GABUNGAN Pembela Ummah (Ummah) chairman Ismail Mina Ahmad said his comments that non-Malays did not fight the communists was in reference to a specific episode a few weeks after the Japanese surrendered in World War 2 when the Bintang Tiga group went on a revenge killing spree.
The 69-year-old ulama said his speech at “The rise of the ummah” convention over the weekend was taken out of context.
Ismail has been on the receiving end of statements by retired armed forces’ groups which said the remarks are a distortion of history.
The head of the umbrella body for some 300 Muslim civil society organisations said he never once made any reference to communists.
“What I was talking about was an event in a specific time frame within two to three weeks after the Japanese were defeated. Bintang Tiga went on terror spree and killed many Malays. At the time, they had gained control of some districts,” he told The Malaysian Insight.

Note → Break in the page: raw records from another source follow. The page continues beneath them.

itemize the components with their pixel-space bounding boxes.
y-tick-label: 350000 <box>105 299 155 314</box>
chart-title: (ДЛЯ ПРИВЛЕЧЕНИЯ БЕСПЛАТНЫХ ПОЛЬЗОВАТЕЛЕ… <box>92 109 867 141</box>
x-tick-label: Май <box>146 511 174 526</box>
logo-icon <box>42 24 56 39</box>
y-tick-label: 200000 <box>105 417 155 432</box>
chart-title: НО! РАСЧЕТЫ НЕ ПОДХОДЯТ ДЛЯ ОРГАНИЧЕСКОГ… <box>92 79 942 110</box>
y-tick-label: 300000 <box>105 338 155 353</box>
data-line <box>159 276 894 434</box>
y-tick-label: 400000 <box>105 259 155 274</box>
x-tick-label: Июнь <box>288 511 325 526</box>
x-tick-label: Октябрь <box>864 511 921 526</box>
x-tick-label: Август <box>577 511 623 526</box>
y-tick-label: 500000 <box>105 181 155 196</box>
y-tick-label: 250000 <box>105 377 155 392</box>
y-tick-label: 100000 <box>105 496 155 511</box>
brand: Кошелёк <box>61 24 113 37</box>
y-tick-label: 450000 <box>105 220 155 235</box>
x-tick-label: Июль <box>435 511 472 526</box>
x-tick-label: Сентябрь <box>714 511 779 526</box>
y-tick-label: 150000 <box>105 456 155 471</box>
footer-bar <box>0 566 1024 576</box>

He denied saying that it was only the Malays who had fought against Bintang Tiga.
But with regard to its killing spree, Ismail said the facts and documents he read showed that no other races fought alongside the Malays after Bintang Tiga targeted Malayans suspected of being Japanese collaborators, or spies.
Bintang Tiga was separate from the Malayan Communist Party (MCP) and was another name for the Malayan People’s Anti-Japanese Army (MPAJA), a resistance group encouraged by the British and the MCP to fight the Japanese in the early 1940s.
After the Japanese surrendered and before the British returned in 1945, MPAJA hunted down those they believed had worked with the Japanese.
Historians writing about that period have said these collaborators were often Malays who were employed by the Japanese as policemen.
Ismail, who has set up a tahfiz school in Kedah, said he is ready to be investigated for making an allegedly seditious statement.
The Muslim activist, who was a student leader in his university years when he studied anthropology and sociology at Universiti Malaya, declined to respond to the statement made by the National Patriots’ Association president, brig-gen (rtd) Mohamed Arshad Raji, who blamed him for distorting history and instilling hatred among the races.
“He was referring to something that I did not say and he (was commenting based on) secondary information. He should have referred to my text before attacking me. I did my research and fact-checked before I spoke that day. I hoped he would have done the same,” said Ismail.
Arshad had also said Putrajaya must set the record straight about non-Malays who fought for the country and not let Muslim groups get away with distorting history. – January 17, 2018.